For the fabrication of Surface Mount Technology stencils (SMT Stencils) is important to know the different manufacturing technologies available to create the stencils and select the one that improves the efficiency of the final product. This will depend on the requirement of the application and specially the design of the board. The stencil design ultimately determines the size, shape and positioning of the deposits, which are crucial to ensuring a high-yield assembly process.
Three stencil manufacturing technologies are the most important in the industry: Electroforming, Chemical Etching and Laser cutting.
This is an additive process whereby the stencil foil is created by electroforming nickel. The process creates a nickel stencil with a unique gasketing feature that reduces solder bridging and minimizes the need for underside stencil cleaning. The stencil is created by imaging photoresist on a substrate (or mandrel) where the apertures are intended and then plating (atom by atom) the stencil around the resist to the desired thickness.
Figure 1. Electroforming manufacturing process
CHEMICAL ETCHING PROCESS
Chemical etching is a process used to remove material (metal) by way of masking an area with a protectant (photo resist) and then submerging the material into an etchant (acid) to remove the material that has not been protected by the photo resist. For this reason, it’s considered a subtractive process. It has a wide range of applications, offering tight tolerances and a long list of available materials and thicknesses. Chemical Etching is very useful to fabricate step stencils and hybrid stencils.

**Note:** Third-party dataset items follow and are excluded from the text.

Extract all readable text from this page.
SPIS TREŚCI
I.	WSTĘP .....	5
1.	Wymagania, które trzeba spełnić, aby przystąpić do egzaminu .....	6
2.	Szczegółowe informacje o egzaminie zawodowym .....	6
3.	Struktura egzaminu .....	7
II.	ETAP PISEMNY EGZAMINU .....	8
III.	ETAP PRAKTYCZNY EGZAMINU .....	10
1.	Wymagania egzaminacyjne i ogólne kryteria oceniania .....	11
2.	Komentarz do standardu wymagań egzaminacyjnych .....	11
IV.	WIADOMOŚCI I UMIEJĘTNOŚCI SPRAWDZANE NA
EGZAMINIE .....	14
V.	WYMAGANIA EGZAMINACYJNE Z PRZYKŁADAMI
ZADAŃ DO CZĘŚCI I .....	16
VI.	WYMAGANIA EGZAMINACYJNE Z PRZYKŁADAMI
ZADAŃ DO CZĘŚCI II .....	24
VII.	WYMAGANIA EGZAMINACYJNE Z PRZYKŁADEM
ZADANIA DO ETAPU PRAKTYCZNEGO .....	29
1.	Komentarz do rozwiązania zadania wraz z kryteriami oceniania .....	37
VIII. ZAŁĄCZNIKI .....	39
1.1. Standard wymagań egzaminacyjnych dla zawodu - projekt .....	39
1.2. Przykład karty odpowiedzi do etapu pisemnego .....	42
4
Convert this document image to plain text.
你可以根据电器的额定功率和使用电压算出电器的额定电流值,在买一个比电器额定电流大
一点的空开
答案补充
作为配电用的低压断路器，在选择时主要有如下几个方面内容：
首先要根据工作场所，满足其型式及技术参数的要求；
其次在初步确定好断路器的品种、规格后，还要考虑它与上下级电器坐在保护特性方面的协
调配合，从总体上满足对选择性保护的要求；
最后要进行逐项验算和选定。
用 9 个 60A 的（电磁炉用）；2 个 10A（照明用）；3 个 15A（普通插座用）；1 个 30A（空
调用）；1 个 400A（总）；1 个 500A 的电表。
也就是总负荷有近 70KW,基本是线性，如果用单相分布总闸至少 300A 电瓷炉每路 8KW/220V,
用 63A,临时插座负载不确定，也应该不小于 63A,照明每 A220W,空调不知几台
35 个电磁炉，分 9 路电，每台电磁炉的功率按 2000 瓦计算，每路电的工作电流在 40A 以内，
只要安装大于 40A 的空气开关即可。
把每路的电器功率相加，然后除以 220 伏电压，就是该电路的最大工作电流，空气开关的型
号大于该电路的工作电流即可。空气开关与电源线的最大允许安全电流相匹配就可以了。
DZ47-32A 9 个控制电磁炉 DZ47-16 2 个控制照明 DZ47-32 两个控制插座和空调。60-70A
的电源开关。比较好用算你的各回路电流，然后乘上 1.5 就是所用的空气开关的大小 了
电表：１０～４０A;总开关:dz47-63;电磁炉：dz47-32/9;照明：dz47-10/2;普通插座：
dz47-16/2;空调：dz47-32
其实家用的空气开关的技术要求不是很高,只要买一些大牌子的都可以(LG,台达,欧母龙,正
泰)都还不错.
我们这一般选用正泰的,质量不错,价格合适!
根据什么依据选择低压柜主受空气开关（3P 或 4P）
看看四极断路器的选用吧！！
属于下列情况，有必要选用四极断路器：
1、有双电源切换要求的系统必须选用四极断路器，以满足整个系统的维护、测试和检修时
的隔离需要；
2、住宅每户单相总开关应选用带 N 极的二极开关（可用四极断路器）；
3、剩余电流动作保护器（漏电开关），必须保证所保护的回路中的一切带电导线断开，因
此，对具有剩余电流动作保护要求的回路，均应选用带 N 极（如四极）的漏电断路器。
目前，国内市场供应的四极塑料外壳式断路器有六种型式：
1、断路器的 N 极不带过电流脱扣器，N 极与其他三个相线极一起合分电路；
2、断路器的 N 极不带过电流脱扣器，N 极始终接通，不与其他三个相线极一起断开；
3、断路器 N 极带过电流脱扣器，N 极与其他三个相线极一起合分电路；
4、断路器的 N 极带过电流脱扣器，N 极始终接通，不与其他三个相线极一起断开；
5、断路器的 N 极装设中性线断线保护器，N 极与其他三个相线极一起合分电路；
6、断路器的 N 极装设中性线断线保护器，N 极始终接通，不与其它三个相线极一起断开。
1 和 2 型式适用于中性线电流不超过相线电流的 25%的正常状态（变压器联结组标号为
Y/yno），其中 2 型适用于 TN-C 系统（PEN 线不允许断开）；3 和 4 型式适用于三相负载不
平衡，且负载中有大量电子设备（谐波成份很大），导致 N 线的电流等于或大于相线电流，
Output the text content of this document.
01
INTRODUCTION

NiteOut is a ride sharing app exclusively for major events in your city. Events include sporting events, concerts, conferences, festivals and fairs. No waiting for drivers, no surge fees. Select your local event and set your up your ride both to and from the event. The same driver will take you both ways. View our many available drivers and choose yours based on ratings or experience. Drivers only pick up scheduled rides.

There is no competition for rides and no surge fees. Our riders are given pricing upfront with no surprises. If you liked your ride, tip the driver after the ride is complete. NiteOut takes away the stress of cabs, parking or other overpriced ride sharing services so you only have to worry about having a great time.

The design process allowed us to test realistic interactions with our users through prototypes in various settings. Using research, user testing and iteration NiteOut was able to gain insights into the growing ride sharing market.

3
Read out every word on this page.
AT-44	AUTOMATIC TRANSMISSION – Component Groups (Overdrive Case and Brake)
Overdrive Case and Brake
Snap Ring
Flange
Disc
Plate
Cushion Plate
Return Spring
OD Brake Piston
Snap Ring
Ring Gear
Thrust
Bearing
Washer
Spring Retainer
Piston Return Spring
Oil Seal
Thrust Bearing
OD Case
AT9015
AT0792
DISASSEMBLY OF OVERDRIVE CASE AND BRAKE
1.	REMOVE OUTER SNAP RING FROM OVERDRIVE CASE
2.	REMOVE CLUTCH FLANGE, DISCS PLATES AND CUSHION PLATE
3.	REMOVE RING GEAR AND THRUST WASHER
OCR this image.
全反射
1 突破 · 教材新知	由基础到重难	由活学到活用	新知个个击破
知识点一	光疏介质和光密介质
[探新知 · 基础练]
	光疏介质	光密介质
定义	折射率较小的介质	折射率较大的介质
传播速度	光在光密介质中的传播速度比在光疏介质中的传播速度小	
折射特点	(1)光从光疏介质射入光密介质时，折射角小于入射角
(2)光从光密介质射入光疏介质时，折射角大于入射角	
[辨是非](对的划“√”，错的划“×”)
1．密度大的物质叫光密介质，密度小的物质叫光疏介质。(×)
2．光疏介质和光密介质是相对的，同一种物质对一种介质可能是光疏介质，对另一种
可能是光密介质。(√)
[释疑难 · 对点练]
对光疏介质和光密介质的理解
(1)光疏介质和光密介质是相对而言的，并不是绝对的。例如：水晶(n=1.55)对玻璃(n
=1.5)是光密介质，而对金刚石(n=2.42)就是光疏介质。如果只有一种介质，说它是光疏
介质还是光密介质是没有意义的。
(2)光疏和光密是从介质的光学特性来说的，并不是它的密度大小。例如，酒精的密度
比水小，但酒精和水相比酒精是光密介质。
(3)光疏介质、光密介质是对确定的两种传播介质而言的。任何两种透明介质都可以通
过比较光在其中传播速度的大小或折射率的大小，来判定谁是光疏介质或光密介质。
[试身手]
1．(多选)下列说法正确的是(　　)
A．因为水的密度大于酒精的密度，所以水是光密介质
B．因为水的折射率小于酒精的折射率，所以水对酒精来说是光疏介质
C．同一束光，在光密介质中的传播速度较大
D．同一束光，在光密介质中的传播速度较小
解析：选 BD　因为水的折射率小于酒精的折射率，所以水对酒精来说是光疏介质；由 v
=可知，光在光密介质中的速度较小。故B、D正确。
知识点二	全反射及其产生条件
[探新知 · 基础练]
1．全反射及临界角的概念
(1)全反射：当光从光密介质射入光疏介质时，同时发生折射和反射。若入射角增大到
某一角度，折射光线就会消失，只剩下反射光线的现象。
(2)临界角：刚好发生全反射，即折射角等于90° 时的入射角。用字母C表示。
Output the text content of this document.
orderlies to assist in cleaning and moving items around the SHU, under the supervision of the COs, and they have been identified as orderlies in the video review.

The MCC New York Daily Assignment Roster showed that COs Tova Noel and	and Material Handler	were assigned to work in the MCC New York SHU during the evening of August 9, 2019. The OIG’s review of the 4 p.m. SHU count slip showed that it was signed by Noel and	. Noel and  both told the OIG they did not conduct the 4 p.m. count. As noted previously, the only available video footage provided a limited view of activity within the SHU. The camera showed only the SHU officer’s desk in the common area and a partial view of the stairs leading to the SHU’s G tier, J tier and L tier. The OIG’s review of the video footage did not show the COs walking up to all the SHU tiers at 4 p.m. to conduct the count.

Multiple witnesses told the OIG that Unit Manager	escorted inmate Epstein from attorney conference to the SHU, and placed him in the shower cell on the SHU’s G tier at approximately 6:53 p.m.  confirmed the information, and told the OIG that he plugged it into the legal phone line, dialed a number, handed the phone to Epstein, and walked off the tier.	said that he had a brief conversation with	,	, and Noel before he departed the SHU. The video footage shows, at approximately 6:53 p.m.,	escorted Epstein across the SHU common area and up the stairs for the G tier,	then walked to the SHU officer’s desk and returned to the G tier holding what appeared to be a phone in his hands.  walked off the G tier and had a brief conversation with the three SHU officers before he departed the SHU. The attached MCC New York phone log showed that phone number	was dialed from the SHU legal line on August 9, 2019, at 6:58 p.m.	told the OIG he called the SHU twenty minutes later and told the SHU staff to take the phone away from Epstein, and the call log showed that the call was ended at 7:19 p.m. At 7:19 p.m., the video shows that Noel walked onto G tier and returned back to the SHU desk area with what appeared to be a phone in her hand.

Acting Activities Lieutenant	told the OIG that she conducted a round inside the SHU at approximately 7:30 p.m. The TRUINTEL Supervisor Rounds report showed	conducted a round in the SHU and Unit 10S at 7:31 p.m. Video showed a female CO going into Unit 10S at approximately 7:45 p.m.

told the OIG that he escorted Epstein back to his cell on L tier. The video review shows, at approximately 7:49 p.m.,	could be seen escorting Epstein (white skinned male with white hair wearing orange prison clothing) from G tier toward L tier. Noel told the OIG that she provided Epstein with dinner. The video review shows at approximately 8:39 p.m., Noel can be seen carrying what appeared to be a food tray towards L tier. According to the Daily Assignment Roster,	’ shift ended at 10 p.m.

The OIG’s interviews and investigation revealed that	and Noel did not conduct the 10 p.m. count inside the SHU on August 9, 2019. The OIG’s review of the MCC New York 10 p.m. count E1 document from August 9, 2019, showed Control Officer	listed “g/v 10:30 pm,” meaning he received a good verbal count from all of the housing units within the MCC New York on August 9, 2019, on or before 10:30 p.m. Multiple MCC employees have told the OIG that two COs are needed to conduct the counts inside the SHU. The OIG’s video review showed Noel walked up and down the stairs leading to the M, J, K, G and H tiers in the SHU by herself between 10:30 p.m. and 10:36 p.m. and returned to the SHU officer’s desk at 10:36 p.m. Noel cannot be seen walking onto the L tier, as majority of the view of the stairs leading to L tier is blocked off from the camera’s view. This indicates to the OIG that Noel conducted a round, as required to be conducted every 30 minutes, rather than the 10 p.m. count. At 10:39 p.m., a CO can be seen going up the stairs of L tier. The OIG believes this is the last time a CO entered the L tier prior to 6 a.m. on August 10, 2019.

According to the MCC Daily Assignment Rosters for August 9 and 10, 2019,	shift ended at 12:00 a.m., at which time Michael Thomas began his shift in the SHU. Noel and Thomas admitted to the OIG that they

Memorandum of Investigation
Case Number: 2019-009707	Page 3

Figure 2. Chemical Etching manufacturing process
LASER CUTTING PROCESS
Laser Cutting is also a subtractive process since the removal of material from the stencil foil creates the aperture. The laser beam (Figure 5) enters inside the aperture boundary and traverses to the perimeter where it completely cuts the aperture out of the metal, one aperture at a time. The smoothness of cut will depend on many parameters, including cut speed, beam spot size, laser power and beam focus. As with Chemically Etched stencils, the laser-cut aperture size must be adjusted to the post-processing treatment employed because aperture size change will occur during this process. Electro-polishing and nickel-plating are also used to further smooth surface walls and improve solder paste release.